The filmmakers decided that the pandemic was the perfect time to put together the documentary, with the bookends of Kanye’s 2004 song “Jesus Walks” and 2019 album Jesus is King, which he released ahead of last year’s Donda and Donda 2. Scheduled to be released Feb. 22, it’ll be Kanye’s 11th studio album.

But there’s no tidy ending, as Kanye’s story is very much still playing out — in addition to the music, there’s his split from Kardashian, his very public pleas to get her back and his swipes at her new boyfriend, Pete Davidson; his own brief romance with Julia Fox; and even his public exchanges with the Jeen-Yuhs directors. He surprised them by calling for editorial control over the project — which he didn’t get — and abruptly insisting that Drake narrate, which didn’t happen. However, Kanye signaled his support when he showed up at the premiere and hugged the men behind the lens.

If Kanye stuck around for all four-plus hours of the show, he would’ve heard Coodie say that each part of his journey with him had been, as the co-director described it, “a new awakening.”

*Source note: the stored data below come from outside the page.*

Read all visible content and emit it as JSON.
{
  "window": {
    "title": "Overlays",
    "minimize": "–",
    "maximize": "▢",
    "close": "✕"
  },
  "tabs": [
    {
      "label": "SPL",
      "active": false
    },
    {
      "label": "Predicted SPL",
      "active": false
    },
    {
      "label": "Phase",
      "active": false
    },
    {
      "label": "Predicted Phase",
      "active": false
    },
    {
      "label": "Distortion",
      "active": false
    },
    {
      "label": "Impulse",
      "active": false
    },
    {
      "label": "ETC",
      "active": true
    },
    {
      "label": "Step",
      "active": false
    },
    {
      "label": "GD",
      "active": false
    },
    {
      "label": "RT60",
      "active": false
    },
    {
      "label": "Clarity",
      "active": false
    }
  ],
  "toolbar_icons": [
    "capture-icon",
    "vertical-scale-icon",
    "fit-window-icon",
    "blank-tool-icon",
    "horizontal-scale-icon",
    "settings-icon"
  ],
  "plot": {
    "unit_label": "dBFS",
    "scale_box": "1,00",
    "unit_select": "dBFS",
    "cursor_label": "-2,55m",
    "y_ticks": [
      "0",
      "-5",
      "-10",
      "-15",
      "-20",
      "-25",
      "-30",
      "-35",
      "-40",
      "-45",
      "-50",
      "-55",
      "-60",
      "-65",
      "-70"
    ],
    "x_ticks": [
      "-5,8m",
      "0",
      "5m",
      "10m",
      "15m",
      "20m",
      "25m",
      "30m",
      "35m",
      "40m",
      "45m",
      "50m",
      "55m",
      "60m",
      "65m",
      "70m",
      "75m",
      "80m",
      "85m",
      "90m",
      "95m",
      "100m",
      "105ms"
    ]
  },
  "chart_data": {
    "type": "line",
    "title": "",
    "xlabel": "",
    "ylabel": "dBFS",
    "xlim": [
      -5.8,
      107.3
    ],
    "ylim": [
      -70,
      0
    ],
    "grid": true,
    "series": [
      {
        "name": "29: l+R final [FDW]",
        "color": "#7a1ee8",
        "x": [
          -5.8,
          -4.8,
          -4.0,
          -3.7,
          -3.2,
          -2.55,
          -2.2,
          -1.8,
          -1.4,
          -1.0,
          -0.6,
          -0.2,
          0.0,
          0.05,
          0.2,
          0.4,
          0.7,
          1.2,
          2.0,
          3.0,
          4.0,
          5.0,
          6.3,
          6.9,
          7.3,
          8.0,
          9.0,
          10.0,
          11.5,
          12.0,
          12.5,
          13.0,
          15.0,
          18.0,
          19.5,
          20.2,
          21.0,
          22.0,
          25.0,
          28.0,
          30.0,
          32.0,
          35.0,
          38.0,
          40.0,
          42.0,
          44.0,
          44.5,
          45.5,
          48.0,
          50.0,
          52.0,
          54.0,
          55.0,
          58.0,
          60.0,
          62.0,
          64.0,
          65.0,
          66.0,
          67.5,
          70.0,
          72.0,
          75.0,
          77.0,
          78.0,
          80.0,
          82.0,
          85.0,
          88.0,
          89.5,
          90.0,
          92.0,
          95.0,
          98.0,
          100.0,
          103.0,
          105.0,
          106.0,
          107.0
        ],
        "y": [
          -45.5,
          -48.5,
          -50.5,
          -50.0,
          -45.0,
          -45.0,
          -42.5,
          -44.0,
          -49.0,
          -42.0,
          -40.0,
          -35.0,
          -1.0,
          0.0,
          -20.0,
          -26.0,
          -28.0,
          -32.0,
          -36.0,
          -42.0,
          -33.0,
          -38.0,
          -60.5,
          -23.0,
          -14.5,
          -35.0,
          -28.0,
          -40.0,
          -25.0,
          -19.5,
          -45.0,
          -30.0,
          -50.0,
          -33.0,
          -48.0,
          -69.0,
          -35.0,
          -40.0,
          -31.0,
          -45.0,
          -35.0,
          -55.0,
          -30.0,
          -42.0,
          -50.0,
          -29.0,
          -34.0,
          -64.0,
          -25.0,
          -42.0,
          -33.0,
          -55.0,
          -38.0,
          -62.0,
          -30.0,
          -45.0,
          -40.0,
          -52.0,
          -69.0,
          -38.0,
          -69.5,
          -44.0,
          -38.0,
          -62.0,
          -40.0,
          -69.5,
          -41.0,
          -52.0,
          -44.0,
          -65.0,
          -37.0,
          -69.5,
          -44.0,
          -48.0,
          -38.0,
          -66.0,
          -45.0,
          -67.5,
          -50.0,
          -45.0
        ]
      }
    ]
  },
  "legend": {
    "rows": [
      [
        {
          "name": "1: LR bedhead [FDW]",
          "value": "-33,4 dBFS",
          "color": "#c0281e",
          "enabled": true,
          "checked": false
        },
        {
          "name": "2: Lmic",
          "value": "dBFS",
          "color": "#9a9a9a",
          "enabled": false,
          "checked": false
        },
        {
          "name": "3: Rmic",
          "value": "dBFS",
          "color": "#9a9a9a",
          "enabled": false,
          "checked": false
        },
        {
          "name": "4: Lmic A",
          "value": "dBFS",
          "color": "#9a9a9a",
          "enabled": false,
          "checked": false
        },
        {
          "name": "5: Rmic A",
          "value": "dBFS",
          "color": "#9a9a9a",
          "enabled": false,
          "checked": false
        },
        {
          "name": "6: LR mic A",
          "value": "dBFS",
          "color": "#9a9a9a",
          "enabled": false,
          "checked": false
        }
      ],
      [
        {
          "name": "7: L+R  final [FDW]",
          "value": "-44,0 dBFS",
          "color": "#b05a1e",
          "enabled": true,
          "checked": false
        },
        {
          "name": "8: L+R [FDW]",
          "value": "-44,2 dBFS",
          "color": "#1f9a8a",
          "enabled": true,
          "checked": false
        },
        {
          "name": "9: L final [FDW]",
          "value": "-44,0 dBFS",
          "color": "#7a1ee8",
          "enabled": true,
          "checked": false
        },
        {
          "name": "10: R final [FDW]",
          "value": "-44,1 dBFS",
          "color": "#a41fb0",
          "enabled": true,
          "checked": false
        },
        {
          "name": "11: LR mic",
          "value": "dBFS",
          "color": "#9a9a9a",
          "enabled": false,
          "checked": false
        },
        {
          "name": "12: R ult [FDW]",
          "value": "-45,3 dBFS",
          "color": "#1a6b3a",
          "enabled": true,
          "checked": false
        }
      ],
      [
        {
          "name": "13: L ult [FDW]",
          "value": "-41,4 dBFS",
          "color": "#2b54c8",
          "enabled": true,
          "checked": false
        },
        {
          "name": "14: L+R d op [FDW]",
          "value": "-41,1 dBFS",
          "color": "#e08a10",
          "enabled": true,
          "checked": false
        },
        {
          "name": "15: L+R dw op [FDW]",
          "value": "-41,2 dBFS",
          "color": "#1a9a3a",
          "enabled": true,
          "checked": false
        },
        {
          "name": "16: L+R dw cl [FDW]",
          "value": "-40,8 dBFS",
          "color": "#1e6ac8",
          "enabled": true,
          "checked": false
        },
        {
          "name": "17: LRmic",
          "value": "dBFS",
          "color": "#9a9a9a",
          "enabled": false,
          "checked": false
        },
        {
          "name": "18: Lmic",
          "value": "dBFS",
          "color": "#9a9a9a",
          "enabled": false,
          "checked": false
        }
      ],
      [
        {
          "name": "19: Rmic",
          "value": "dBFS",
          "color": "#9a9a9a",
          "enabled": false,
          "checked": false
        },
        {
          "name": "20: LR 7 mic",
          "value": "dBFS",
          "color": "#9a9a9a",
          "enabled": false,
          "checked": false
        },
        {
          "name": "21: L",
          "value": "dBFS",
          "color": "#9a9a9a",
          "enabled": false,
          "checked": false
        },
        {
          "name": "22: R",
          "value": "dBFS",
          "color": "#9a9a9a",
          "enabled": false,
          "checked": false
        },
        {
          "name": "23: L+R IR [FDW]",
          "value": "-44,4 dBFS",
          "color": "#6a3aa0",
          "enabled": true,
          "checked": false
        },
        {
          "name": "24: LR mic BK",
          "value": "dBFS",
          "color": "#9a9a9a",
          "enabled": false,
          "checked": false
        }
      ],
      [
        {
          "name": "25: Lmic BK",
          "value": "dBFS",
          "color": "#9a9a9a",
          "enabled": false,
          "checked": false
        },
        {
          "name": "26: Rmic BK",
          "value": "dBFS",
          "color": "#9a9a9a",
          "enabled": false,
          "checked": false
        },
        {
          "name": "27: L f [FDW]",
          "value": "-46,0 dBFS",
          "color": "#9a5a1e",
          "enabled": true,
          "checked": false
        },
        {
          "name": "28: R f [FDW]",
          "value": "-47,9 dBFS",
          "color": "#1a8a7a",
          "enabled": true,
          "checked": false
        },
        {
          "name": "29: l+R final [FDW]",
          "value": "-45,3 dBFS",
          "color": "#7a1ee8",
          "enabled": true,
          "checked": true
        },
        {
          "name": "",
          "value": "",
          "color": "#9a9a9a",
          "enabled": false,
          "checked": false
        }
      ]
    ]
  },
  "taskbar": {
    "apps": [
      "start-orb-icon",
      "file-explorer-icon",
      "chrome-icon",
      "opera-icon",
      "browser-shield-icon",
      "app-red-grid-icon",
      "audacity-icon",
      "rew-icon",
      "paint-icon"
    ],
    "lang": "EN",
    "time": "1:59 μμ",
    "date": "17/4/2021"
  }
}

“You might say, you miss the old Kanye. What I’m realizing now is that every part of Kanye makes him who he is,” Coodie said. “Even with everything that’s changed, I still see much of the person I first put my camera on 21 years ago.”

The first part of Jeen-Yuhs: A Kanye Trilogy premieres Wednesday, Feb. 16, with the following episodes arriving Wednesday, Feb. 23, and Wednesday, March 2, on Netflix.